I’ve always felt that Austin, great capital of the great state of Texas, should be one of the focuses of Japan-Texas dialogue and exchange. This dinner and panel discussion is an excellent avenue for us to promote this idea. I appreciate the interest, energy and support of everyone here.
Walk in U.S., Talk on Japan is a useful vehicle to promote Japan-US exchange. Previously, through this program, Ambassador Saito has led successful missions in Virginia, North Carolina, Georgia, Tennessee, and Alabama, and will continue on to San Antonio next.
I, myself, have been in this position of Japanese Consul-General for a year and a half and luckily this period has coincided with a growing link between Japan and Texas. I foresee these relations growing even more in the long future to come due to three factors: Firstly, Texas is the geographic center of the U.S. which is clearly advantageous for international companies such as Toyota, which is now relocating their headquarters to Texas.

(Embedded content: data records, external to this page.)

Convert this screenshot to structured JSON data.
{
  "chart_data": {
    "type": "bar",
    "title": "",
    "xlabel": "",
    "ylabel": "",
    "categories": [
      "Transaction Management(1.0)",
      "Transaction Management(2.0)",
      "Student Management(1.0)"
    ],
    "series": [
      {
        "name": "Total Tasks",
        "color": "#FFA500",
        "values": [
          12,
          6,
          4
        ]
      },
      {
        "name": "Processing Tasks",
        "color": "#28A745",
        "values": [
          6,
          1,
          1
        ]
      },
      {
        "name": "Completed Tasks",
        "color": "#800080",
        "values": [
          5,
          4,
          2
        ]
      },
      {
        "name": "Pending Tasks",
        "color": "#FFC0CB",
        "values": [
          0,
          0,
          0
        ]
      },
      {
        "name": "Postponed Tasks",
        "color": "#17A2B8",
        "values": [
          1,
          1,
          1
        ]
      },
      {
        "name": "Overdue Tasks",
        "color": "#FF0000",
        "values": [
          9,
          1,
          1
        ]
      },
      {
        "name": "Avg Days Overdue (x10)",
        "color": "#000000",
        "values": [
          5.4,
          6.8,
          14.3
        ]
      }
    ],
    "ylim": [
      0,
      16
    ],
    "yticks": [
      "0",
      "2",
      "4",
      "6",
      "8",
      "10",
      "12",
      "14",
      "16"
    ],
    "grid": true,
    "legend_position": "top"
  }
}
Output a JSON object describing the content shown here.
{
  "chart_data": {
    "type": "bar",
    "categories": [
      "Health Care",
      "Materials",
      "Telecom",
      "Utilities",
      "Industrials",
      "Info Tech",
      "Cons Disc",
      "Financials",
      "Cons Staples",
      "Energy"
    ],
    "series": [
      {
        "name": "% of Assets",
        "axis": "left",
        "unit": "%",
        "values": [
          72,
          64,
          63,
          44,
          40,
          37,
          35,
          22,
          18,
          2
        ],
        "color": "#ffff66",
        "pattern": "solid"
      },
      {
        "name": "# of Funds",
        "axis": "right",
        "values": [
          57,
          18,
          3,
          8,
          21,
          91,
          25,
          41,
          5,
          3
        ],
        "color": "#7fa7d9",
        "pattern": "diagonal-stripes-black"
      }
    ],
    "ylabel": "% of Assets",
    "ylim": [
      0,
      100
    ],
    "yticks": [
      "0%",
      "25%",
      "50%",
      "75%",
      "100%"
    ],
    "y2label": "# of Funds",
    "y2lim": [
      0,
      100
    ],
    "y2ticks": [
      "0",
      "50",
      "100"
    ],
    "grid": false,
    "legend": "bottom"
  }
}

Secondly, energy relations are on the rise. America is now the world’s largest oil and gas producer according to a recent announcement by BP. Japan, as the largest importer of LNG, joins with the U.S. to form what I call the “democratic energy alliance”. This mutually beneficial relationship has its roots in Texas, the nation’s leading energy producers.
Thirdly, there are growing high-tech collaborations between Japan and Texas. Specifically, partnerships between NASA and JAXA, and the proposed high speed rail between Houston and Dallas.
I look forward to the future of the Japan-U.S. friendship and am sure that tonight will further our goal of closer economic, business and trade ties for our two great nations.